The latest burst of optimism in the NHL lockout – which hits 105 days on Saturday, the second-longest one in league history – came in the wake of a new offer from the owners sent to NHL Players' Association executive director Donald Fehr in an e-mail message from Mr. Bettman late Thursday afternoon. After a conference call with its executive and negotiating committees on Friday afternoon, the NHLPA agreed its representatives would go over the offer with their counterparts from the owners by telephone on Saturday. The call is to answer any questions from the players and it is hoped in-person negotiations, which broke off in acrimony two weeks ago, will resume Sunday in New York.

Neither side would comment Friday night after the NHLPA conference call ended. Earlier in the day, NHL deputy commissioner Bill Daly said in a statement released by the league he "can confirm that we delivered to the union a new, comprehensive proposal for a [collective agreement] late yesterday afternoon. We want to be back on the ice as soon as possible."

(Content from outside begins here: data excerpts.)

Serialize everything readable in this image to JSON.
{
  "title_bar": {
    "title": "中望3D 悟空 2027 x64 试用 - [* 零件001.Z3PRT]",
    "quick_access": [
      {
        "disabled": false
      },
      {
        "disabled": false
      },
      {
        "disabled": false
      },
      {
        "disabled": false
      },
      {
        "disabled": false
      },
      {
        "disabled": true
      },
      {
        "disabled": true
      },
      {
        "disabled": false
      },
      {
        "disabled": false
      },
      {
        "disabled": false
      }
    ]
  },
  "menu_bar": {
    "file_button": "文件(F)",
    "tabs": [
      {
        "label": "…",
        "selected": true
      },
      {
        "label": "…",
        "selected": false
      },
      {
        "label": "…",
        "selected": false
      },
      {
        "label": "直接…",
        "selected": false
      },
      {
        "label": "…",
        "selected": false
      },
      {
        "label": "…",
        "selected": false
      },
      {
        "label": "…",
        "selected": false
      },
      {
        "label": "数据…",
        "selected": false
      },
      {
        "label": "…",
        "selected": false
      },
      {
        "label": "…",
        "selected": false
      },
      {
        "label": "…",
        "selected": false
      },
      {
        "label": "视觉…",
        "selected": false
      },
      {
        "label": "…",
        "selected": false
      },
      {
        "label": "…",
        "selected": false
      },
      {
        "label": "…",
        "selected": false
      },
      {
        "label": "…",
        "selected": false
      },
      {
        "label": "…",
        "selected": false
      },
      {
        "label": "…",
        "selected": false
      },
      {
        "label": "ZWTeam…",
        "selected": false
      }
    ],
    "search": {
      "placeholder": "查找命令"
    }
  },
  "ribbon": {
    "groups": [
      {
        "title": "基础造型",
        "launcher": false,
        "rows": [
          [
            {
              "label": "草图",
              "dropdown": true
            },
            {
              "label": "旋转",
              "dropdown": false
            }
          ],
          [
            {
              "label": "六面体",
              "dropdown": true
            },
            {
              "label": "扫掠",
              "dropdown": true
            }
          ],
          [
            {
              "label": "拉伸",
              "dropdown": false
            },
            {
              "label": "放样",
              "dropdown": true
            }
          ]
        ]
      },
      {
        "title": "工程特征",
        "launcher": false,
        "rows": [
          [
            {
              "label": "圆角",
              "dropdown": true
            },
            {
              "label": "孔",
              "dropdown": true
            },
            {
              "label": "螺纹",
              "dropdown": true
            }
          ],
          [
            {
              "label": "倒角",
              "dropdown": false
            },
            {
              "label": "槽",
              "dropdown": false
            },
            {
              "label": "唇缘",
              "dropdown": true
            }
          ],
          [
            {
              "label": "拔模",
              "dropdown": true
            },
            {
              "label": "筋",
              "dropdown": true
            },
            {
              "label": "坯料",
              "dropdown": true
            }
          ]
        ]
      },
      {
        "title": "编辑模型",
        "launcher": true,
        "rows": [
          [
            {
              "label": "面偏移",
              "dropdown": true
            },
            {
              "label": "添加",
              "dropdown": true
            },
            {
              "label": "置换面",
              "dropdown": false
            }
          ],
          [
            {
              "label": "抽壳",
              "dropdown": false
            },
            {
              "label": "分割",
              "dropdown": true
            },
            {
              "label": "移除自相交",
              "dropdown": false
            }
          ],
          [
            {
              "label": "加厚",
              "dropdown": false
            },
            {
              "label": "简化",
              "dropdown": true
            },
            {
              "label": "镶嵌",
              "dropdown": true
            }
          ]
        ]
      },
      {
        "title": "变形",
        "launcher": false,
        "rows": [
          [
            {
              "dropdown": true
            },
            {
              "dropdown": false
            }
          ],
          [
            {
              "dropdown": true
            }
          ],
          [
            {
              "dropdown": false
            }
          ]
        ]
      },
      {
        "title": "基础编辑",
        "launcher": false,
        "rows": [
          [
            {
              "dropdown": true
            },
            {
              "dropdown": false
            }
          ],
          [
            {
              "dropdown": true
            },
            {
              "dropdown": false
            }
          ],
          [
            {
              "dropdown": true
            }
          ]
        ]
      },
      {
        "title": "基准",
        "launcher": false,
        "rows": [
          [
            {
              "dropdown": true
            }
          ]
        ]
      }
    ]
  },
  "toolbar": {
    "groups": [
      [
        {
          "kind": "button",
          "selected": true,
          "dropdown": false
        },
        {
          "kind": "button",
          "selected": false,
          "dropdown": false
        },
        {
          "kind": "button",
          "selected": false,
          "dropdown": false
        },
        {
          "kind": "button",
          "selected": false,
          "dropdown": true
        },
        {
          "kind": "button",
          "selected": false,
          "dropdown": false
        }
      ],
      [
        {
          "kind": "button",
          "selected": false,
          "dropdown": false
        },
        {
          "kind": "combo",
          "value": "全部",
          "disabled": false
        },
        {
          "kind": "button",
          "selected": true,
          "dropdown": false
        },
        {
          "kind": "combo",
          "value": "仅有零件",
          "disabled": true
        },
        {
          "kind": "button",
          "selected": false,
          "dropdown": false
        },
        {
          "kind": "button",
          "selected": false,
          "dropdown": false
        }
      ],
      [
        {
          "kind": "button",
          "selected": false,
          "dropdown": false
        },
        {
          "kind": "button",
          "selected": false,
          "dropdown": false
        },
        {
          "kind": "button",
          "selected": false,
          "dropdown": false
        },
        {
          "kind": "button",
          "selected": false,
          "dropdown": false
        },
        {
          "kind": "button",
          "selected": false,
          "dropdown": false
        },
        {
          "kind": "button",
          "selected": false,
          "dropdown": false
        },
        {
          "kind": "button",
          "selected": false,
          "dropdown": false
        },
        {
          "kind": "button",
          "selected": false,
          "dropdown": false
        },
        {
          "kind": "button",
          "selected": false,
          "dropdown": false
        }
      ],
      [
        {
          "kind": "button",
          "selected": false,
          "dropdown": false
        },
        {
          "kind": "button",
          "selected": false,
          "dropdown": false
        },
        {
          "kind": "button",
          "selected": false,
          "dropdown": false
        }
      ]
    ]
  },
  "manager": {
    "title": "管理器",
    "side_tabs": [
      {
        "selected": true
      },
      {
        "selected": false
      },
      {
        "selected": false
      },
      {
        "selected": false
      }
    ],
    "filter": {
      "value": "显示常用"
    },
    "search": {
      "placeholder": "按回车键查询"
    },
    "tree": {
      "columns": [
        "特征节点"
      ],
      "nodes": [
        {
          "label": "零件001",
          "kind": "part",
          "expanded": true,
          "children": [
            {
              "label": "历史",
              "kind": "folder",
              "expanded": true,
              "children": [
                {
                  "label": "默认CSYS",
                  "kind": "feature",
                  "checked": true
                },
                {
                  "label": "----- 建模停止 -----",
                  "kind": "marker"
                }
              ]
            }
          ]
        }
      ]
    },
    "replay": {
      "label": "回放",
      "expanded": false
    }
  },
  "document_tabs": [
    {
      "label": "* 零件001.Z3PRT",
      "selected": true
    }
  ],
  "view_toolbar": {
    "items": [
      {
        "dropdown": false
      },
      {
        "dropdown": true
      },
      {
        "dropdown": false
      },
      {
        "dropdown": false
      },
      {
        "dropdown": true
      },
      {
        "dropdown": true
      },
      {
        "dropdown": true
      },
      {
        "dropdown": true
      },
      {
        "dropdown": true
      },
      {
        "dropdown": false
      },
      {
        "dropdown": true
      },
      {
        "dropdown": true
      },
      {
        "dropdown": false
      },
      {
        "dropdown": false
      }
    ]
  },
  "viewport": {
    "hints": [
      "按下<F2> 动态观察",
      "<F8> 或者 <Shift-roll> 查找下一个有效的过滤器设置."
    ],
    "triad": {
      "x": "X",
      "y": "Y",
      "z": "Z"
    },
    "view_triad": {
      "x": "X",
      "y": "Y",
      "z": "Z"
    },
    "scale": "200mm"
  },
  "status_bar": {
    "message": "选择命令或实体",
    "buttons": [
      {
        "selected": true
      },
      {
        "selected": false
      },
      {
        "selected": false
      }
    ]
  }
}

In its new offer, the league softened its demands in key disputed areas. It offered to increase the term limit on player contracts to six years from five, with teams allowed to sign their own players for seven years. It also raised the amount salaries can increase annually, to 10 per cent from 5, and allowed teams to make one "compliance buyout" of a contract in the summer of 2013 that would not count against its salary cap.

There was also movement on the salary cap for this season, as the NHL offered to let teams have a cap of $70.2-million (all currency U.S.) for 2012-13, although it would be pro-rated to account for the 34 games lost on the 82-game schedule to the lockout. But in 2013-14, the cap would drop to $60-million to reflect the move to a 50-50 split of NHL revenue between the owners and players.